Thanks for the link, I will read that!

You could do a prisoners' dilemma mini game.   The human player and (say) three computer players are AI companies.  Each company independently decides how much risk to take of ending the world by creating an unaligned AI.  The more risk you take relative to the other players the higher your score if the world doesn't end. In the game's last round, the chance of the world being destroyed is determined by how much risk everyone took.

Isn't that begging the question? If the goal is to teach why being optimistic is dangerous, declaring by fiat that an unaligned AI ends the world skips the whole "teaching" part of a game.

Yes, it doesn't establish why it's inherently dangerous but does help explain a key challenge to coordinating to reduce the danger.  

I really like that and it happens to fit well with the narrative that we're developing. I'll see where we can include a scene like this.

Excellent.  I would be happy to help.  I teach game theory at Smith College.

Ethical truths are probably different from empirical truths. An advanced AI may learn empirical truths on its own from enough data, but it seems unlikely that it will automatically converge on the ethical truth. Instead, it seems that any degree of intelligence can be combined with any kind of goal. (Orthogonality Thesis)

I think the main point of the orthogonality thesis is less about an advanced AI not being able to figure out the true ethics, but the AI not being motivated to be ethical in this way even if it figures out the correct theory. If there is a true moral theory and the orthogonality thesis is true, the thesis of moral internalism (true moral beliefs are intrinsically motivating) is false. See here https://arbital.com/p/normative_extrapolated_volition/ section "Unrescuability of moral internalism".

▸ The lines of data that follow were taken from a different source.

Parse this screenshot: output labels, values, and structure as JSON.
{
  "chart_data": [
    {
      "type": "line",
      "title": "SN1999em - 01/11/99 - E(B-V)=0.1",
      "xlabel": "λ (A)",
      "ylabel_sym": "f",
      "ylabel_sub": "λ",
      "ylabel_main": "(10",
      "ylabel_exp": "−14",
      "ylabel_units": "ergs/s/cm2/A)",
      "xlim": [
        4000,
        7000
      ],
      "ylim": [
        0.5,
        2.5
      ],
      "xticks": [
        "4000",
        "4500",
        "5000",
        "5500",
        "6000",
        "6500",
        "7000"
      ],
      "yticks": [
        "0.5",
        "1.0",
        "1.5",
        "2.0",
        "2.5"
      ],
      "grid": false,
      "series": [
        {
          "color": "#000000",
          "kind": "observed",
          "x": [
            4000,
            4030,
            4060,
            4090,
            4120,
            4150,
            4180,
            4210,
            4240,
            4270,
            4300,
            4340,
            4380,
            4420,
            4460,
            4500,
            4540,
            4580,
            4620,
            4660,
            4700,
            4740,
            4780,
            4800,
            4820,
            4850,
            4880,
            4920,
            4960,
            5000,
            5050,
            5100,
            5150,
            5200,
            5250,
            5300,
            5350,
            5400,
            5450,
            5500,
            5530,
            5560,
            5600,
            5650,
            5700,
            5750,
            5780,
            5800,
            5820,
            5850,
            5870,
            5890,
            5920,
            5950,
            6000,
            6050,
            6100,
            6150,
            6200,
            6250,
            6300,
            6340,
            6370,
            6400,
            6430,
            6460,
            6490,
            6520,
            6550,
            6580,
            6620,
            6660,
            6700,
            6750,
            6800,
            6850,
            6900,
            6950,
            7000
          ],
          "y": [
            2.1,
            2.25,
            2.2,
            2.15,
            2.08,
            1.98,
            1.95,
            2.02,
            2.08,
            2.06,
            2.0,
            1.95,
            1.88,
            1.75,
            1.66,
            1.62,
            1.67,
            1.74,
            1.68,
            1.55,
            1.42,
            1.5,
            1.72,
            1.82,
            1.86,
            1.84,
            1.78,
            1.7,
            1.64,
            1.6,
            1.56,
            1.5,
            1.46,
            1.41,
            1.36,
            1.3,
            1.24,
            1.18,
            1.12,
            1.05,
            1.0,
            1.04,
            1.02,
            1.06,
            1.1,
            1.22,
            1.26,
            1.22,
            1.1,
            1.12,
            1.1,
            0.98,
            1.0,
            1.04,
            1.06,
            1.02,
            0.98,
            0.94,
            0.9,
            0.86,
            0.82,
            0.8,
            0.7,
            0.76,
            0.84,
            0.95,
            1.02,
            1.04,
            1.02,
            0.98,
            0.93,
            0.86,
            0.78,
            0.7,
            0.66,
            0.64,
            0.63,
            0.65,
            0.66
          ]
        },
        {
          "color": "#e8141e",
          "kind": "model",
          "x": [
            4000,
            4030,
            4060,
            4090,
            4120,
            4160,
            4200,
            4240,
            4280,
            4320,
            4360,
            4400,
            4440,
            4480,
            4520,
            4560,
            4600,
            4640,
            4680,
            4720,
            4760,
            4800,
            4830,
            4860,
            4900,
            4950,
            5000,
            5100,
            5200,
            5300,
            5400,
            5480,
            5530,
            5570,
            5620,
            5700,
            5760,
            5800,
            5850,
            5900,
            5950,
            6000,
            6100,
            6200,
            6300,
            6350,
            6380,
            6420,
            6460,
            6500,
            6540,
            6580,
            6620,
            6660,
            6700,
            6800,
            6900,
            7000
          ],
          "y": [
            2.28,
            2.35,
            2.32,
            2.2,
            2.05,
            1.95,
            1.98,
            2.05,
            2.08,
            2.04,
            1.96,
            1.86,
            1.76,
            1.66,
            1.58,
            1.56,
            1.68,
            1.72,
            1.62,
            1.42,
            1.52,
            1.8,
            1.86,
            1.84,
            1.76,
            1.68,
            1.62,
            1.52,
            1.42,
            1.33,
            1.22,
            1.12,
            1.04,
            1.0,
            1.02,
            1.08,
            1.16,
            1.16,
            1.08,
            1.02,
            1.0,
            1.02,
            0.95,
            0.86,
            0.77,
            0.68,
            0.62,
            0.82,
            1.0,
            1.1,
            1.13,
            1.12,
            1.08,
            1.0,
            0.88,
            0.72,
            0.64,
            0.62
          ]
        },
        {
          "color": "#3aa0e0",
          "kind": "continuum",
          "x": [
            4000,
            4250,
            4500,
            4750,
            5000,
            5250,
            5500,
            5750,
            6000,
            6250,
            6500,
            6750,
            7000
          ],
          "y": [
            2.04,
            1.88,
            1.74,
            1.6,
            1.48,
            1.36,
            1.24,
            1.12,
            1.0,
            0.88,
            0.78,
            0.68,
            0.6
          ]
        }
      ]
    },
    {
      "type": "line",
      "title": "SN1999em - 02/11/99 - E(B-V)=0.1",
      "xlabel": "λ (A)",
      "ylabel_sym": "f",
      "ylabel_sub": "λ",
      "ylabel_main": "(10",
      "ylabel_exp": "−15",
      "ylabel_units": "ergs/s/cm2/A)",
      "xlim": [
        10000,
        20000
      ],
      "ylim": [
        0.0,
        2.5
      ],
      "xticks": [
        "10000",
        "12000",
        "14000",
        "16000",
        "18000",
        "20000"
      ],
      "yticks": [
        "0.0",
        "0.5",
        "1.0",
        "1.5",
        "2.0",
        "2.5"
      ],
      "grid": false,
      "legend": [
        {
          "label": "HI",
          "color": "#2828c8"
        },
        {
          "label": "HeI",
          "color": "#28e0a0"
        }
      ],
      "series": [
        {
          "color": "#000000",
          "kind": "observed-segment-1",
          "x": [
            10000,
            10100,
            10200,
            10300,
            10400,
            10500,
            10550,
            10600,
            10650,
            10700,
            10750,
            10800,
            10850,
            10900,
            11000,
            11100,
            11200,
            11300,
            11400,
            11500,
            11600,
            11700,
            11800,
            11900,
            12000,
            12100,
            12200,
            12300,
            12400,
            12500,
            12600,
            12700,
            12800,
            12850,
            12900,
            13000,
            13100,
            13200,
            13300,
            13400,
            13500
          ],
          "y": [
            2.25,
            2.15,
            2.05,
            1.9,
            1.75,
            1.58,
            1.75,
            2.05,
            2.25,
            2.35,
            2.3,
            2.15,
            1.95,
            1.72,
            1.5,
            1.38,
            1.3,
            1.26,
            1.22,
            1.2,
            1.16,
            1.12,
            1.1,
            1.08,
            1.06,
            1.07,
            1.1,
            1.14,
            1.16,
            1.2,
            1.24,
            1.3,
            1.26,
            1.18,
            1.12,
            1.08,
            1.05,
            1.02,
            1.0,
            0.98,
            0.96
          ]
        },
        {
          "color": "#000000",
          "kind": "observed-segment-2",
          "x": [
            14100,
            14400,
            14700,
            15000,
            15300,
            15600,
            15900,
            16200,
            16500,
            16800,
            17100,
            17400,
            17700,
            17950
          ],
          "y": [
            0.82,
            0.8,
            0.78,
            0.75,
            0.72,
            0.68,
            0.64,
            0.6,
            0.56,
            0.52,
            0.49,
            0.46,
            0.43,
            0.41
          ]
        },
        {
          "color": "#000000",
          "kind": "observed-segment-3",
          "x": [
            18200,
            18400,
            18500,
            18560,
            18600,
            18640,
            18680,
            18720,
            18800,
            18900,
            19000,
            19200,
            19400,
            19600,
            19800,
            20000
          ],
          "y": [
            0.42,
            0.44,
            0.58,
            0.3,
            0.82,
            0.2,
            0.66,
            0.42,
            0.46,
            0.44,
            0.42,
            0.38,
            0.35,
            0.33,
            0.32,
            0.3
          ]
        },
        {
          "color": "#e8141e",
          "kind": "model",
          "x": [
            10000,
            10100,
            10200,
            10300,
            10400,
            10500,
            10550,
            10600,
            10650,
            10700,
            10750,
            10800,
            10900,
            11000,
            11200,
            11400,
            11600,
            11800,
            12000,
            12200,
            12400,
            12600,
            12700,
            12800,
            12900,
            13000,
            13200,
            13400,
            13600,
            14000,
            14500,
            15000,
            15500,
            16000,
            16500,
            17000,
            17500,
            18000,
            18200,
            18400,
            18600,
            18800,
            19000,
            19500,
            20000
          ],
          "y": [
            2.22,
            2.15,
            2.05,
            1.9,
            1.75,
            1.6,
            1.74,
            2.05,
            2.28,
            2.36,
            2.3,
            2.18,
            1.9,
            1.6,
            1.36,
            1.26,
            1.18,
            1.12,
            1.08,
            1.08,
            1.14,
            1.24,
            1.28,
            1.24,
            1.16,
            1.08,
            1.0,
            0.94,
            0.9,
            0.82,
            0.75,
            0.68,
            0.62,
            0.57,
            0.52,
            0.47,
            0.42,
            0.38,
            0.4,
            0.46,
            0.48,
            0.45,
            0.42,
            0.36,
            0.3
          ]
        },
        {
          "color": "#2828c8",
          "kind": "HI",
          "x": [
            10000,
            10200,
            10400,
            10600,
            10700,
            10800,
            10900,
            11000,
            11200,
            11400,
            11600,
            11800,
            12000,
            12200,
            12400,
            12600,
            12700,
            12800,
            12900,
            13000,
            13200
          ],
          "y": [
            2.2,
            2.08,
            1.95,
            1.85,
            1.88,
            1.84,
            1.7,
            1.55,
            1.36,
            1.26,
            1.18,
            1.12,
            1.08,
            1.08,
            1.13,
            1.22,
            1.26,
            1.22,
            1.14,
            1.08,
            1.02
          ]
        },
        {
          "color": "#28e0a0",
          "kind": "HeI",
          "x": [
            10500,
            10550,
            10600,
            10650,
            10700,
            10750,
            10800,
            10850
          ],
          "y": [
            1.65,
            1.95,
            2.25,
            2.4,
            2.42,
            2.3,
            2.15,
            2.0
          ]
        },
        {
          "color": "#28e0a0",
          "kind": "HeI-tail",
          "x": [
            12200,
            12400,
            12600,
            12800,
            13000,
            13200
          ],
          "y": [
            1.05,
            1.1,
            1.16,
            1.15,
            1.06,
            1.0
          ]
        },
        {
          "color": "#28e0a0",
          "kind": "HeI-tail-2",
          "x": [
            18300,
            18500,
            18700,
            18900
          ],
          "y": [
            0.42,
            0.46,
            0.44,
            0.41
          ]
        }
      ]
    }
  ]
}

Good point, I see what you mean. I think we could have 2 distinct concepts of "ethics" and 2 corresponding orthogonality theses:

  1. Concept "ethics1" requires ethics to be motivational. Some set of rules can only be the true ethics if, necessarily, everyone who knows them is motivated to follow them. (I think moral internalist probably use this concept?)
  2. Concept "ethics2" doesn't require some set of rules to be motivational to be the correct ethics.

The orthogonality thesis for 1 is what I mentioned: Since there are (probably) no rules that necessarily motivate everyone who knows them, the AI would not find the true ethical theory.

The orthogonality thesis for 2 is what you mention: Even if the AI finds it, it would not necessarily be motivated by it.